Saya sangat merindukan hadirnya kembali sosok Sri Sultan Hamengku Buwono IX. Bagi saya, beliau adalah raja yang sangat merakyat sekaligus negarawan sejati. Tahta untuk rakyat. Raja yang telah mengorbankan kekuasaan politik atas tanah-tanahnya demi bergabung NKRI.
Saya merasakan suasana kebatinan seperti itu semakin memudar dalam kehidupan warga Jogja khususnya dalam kehidupan keagamaan.
Rumah ibadah adalah tempat suci untuk beribadah dan bersosial kemasyarakatan. Bukan tempat menyebar kebencian antarsesama umat beragama. Dengan dalih kebebasan untuk mengolok-olok umat beragama lain dengan seenaknya sendiri adalah hal yang tidak bisa dibenarkan dan dibiarkan, harus ditindak tegas.

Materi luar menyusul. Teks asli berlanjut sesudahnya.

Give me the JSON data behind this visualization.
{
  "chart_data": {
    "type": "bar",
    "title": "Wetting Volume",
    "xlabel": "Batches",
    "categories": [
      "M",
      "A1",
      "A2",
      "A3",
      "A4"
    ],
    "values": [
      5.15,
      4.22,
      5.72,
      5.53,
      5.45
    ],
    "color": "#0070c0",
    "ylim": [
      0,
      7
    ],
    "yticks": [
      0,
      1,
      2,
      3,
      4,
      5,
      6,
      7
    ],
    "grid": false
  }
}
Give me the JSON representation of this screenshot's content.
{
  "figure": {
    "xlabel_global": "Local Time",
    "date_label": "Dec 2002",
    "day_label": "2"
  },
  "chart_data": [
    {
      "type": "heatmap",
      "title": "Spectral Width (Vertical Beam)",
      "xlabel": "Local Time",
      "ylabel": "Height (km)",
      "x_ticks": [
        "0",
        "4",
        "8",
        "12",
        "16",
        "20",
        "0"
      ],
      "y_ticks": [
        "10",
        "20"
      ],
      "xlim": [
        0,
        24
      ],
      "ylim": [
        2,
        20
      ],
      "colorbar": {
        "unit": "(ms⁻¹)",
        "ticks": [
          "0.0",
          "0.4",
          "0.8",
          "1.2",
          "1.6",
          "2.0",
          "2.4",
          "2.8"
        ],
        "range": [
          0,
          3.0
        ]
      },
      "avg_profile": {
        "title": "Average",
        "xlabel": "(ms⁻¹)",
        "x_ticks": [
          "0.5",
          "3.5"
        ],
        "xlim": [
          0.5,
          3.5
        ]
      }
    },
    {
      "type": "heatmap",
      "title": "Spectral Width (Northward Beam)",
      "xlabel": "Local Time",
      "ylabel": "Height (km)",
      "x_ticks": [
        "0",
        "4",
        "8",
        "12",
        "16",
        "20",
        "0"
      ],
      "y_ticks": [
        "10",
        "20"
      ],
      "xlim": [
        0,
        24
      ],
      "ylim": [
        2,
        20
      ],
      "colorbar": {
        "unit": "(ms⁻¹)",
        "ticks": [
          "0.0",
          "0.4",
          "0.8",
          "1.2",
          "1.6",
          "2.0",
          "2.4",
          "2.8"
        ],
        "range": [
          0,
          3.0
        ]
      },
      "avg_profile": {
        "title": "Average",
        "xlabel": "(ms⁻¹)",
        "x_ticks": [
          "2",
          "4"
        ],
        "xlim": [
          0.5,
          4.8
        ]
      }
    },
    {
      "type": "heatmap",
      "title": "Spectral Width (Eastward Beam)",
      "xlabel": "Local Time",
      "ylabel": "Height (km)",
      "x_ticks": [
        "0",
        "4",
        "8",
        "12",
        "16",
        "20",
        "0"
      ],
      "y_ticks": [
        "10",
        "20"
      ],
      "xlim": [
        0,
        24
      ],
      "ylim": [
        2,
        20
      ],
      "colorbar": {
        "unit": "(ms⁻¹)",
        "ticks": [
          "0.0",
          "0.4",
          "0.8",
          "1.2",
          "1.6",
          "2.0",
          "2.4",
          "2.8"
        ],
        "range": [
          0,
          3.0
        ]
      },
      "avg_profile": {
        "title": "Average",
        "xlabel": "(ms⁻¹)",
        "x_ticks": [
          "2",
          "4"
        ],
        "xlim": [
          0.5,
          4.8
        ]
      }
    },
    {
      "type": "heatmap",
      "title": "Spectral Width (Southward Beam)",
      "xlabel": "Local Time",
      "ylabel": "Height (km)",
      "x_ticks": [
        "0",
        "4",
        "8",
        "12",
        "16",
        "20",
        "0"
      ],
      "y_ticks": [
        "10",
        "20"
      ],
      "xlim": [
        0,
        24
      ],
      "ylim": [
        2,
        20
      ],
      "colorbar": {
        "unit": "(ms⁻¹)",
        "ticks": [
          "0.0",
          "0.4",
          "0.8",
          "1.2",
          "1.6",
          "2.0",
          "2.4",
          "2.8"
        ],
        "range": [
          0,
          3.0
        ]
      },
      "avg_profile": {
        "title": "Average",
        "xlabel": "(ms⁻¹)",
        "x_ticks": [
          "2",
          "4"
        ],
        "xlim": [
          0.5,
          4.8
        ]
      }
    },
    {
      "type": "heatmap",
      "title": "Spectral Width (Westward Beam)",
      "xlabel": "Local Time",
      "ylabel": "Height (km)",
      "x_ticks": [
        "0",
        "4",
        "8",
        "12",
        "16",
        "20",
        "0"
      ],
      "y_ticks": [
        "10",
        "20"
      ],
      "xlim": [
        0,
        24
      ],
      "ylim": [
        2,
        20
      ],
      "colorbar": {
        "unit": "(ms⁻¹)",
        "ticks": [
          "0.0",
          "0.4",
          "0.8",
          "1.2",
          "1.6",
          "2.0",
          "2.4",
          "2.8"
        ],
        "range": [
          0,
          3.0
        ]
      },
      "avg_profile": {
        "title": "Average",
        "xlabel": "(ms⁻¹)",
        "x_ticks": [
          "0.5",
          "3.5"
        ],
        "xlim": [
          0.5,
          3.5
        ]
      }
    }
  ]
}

Rumah ibadah sudah dinistakan untuk hal-hal kumuh dan sampah. Ini fakta dan terjadi di Jogja. Baru saja saya dapat laporan dari warga Kota Jogja yang di sebelahnya ada rumah ibadah yang selalu diisi hal-hal yang menyerang agama lain, melecehkan simbol keagamaan agama lain, dan menyebarkan kebencian. Parahnya, yang menjadi sasaran adalah anak-anak kecil generasi penerus Indonesia.
Pak Sultan, Bapak adalah Raja Besar yang tugas utamanya adalah Mbeber Jejeging Adil. Saya atas nama pribadi memohon keadilan bagi saudara-saudara saya yang populasinya minoritas untuk diberikan kebebasan beragama sewajarnya tanpa ada hinaan, cercaan, dan pelecehan atas simbol-simbol keagamaanya. Melarang orang lain beribadah adalah pelanggaran HAM dan melawan hukum negara.
Saya secara pribadi mengajak Pak Sultan dan warga Jogja lain untuk bergandengan tangan dan bergotong royong membangun Jogja dan mengembalikan citra Jogja sebagai City of tolerance, Kota Budaya, Kota Pelajar, Kota Pendidikan, dan Kota Perjuangan Revolusi Fisik.
Jangan sampai Jogja justru menjadi titik lemah sendi-sendi kebhinekaan Indonesia di kemudian hari.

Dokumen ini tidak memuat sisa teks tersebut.